Mini Mock Exam – Video – MRCPCH Clinicals Course

Dear All

Thank you for participating in the session.

In Rapid Randon Review we discussed:

  • Supraventricular Tachycardia
  • Chickenpox complications
  • Anaemia in children – causes

The Mini Mock – Dr P had the hotseat with Dr P & Dr S in supporting Roles. The clip was on a 18 month old boy in paediatric ward. H/o of fever for 3 days. He had a runny nose, was irritable, miserable with erythematous rash, rad lips and palms.
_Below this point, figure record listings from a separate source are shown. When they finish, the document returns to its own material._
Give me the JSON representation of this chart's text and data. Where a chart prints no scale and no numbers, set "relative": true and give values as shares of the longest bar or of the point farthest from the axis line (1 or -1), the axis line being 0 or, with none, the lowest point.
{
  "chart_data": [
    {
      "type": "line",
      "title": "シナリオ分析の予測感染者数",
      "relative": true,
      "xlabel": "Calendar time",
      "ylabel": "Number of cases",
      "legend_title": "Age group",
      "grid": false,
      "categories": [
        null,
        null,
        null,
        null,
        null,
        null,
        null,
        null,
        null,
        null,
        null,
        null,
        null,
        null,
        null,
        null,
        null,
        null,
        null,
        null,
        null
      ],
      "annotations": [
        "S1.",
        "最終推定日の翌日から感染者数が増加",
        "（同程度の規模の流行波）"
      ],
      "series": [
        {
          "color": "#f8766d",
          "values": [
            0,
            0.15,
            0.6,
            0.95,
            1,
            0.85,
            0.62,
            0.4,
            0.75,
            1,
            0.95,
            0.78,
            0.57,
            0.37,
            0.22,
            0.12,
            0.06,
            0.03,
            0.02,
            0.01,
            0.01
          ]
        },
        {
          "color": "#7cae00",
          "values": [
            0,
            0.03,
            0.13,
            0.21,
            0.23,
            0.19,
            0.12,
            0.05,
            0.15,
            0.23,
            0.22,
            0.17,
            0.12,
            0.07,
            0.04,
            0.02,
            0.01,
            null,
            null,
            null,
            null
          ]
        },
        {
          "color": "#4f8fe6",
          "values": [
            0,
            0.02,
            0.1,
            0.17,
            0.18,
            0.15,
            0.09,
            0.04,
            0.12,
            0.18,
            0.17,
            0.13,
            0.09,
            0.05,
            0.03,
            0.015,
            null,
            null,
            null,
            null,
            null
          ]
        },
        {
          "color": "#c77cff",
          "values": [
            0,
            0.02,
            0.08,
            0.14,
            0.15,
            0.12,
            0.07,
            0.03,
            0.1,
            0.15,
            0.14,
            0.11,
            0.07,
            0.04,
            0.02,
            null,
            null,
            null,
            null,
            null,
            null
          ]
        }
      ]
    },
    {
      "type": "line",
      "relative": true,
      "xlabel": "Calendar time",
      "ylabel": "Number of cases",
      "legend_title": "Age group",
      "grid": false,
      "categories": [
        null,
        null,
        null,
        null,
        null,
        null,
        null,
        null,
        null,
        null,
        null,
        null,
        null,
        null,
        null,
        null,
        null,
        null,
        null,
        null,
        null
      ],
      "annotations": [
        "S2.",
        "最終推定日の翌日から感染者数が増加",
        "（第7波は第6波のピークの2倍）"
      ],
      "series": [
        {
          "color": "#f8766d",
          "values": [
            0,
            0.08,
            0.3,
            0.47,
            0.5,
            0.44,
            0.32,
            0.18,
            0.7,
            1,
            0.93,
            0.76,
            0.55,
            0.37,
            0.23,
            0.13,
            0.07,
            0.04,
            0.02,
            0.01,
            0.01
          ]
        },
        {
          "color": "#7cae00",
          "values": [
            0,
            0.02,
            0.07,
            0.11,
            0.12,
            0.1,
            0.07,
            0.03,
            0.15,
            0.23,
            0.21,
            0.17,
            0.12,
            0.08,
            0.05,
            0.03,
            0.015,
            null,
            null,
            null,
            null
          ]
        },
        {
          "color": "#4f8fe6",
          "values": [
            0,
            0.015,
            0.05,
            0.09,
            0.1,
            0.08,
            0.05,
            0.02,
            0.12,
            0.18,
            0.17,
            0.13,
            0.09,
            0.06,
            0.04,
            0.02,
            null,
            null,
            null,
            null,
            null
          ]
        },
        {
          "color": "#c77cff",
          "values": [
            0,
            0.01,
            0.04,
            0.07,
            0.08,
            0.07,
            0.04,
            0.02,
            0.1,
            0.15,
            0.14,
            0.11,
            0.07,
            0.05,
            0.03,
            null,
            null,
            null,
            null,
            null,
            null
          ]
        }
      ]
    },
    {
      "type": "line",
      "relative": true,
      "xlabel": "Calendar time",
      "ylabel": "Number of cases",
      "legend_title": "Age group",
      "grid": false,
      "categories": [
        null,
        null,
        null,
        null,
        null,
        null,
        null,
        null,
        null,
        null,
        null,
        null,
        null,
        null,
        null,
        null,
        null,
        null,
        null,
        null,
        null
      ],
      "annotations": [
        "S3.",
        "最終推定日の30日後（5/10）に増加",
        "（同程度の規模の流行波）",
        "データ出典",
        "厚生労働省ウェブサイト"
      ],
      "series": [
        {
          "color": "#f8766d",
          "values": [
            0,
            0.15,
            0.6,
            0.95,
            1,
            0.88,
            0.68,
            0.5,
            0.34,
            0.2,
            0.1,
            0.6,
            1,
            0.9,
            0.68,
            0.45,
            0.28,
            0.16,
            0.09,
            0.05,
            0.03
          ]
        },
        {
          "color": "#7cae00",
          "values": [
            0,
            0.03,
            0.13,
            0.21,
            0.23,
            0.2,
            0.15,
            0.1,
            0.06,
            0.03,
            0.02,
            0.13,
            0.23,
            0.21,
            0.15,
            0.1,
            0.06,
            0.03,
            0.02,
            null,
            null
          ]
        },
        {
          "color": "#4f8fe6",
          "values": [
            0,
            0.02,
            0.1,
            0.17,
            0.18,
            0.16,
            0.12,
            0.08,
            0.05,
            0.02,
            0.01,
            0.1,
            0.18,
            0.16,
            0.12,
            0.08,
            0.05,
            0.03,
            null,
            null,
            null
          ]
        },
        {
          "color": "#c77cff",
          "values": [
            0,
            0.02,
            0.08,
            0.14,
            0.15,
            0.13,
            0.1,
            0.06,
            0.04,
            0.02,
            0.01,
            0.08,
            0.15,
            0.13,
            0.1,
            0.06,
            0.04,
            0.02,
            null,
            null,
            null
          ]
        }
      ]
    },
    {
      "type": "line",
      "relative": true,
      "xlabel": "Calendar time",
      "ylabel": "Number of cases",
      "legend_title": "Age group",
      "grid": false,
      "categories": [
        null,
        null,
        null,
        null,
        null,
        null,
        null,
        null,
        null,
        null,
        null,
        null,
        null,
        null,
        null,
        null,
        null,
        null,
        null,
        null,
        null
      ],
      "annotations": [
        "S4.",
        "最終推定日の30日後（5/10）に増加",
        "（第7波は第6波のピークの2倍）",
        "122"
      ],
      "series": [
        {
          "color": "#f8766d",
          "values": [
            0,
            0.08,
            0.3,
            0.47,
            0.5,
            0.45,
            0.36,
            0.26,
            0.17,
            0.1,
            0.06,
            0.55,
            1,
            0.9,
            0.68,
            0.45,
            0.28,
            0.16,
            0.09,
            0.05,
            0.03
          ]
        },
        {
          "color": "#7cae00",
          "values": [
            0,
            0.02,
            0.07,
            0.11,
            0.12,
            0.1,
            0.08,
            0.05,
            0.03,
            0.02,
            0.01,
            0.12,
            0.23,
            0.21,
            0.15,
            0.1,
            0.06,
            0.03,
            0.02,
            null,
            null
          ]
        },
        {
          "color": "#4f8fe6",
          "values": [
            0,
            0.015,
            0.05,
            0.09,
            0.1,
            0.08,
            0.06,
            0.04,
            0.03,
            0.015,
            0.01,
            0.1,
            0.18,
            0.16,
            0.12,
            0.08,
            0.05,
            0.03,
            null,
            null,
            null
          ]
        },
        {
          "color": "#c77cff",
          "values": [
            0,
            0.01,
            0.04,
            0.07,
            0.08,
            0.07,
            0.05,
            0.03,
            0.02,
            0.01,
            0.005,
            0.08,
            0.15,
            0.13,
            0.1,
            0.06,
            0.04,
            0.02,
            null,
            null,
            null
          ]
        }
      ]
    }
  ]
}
Dr P picked all the clinical signs and developed a differential diagnosis of: Kawasaki – Measles – Scarlet fever – Meningococcal. History questions were focussed and examination good to reach the diagnosis with particpation of supporting Role ‘doctors’. Management was discussed well. One point of discussion – throbmocytosis – seen towards end of first week of illness – will we see in after 3 days of fever? Well the prodrome has been on for a few days prior to fever developing hence – important to mention it.

The learning points are:

  • Keep it simple
  • Do not think ‘too’ much and devle too deep in minutiae
  • Knowing too much can be a disadvantage 
  • Remeber you are a ‘ Senior SHO’ not a Consultant for the exam

We have completed Video station and I can see the progress. We will not move to History & Management station.